Oby wreszcie nowy nabór był trafiony może nie w 10tke ale w 9tkę .
Jak tak dalej pójdzie, to Szymanek jeszcze zostanie;-)
Tak jak przewidywałem drużyna grając bez obciążeń pnie się do góry i zapewne zajmiemy 2-3 miejsce.
Co do rotacji, to moim zdaniem wynika ona z chęci sprawdzenia przydatności zawodników na przyszły sezon, a nie z braku koncepcji. To jest doskonały moment do ogrania młodych zawodników takich jak Abramowicz, ponieważ gramy już o nic z przeciwnikami, którzy mają jeszcze szanse na awans. Takim momentem na pewno nie były mecze z Wasilkowem i Huraganem, który, będę się upierał, został zawalony przez roszady Szymanka na pozycji bramkarza. Właśnie głupio straconych w sumie 4 punktów z Ruchem i Huraganem – drużynami zdecydowanie słabszymi od Polonii, najbardziej mi żal w kontekście awansu. Te 4 punkty więcej zapewniłyby nam awans do grupy finałowej już po meczach jesiennych i zupełnie inne podejście do ostatnich trzech meczów rundy zasadniczej.
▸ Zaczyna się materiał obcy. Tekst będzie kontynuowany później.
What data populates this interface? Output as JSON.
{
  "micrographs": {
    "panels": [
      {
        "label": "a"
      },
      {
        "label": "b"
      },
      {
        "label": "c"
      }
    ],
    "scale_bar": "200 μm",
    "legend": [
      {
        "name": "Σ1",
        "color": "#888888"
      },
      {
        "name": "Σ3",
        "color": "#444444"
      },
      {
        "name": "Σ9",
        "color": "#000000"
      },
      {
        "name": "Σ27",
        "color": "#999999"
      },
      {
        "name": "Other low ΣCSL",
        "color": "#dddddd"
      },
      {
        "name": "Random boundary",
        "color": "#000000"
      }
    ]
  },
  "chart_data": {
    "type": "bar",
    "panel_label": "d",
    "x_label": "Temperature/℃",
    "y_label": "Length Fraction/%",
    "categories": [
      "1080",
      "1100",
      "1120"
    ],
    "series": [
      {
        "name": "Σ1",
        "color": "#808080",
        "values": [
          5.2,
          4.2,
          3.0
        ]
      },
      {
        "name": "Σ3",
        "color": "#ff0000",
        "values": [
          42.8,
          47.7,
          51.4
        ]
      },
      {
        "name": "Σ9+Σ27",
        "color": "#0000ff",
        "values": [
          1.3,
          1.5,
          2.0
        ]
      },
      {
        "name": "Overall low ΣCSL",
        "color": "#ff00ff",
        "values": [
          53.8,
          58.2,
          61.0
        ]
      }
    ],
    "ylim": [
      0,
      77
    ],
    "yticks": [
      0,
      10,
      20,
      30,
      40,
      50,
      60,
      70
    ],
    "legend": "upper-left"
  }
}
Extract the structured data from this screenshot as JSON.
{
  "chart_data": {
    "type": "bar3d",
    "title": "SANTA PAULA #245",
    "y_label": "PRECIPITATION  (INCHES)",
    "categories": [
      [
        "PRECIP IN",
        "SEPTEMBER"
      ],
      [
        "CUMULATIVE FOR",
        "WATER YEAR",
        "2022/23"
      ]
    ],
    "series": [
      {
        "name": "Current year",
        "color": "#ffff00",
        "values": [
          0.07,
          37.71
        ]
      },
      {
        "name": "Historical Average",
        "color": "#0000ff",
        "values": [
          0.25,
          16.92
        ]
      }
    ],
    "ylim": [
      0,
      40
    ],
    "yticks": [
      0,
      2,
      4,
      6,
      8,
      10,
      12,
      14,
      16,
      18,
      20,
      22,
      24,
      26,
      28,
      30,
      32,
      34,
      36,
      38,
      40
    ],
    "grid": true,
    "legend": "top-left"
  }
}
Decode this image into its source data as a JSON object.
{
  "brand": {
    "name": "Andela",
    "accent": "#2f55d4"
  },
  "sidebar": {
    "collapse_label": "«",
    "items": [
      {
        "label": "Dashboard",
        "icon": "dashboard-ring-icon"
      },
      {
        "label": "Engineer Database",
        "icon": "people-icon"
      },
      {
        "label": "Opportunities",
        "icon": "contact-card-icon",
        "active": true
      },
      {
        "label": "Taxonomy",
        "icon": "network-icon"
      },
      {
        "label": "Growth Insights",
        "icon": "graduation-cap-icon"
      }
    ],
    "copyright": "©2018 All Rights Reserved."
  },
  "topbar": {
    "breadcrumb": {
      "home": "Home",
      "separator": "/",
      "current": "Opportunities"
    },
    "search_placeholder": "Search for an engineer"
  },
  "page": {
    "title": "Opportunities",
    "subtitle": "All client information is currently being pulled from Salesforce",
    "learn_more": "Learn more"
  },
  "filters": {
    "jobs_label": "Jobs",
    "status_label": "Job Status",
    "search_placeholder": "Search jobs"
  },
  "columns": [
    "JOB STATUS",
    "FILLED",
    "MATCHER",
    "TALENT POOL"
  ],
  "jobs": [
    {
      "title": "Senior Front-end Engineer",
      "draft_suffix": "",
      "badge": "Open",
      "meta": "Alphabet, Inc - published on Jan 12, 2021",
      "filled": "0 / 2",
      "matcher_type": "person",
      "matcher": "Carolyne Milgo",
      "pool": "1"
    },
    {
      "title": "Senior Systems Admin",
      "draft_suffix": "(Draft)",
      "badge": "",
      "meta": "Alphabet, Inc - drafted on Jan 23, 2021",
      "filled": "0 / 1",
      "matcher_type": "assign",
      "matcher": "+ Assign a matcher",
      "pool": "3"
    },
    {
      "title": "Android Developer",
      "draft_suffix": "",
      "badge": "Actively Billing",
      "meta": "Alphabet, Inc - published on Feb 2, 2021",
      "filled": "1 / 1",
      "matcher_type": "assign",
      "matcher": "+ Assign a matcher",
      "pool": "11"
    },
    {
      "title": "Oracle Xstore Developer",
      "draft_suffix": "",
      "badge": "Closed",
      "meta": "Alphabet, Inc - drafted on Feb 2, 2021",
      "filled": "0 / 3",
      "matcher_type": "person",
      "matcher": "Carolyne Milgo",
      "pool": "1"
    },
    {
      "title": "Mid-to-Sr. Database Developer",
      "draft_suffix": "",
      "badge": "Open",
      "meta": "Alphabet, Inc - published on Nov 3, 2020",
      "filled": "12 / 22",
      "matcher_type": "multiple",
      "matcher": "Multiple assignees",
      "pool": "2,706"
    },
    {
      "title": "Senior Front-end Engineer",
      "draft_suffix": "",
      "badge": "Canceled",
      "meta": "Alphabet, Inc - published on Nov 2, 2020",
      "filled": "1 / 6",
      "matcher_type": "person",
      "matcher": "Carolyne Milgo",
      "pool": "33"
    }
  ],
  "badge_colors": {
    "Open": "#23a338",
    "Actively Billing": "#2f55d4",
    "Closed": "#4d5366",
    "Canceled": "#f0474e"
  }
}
Gdzieś ucichli krytycy Kosiorowskiego. Wszyscy trzej nowi zawodnicy wskoczyli do pierwszego składu i są wyróżniającymi się postaciami. Ja też co prawda nie byłem przekonany co do sensu ściagania Marcińca, ale skoro trener potrafi znaleźć miejsce na boisku zarówno dla niego, jak i Mosiejki, to nie mam tu zastrzeżeń. W lecie ściągamy lewego obrońcę, żeby Wojdyga miał konkurencję, playmakera, bramkostrzelnego napastnika i może bramkarza i będzie dobrze, jeżeli chodzi o skład. Co do trenera, zobaczymy. Niech Szymanek walczy.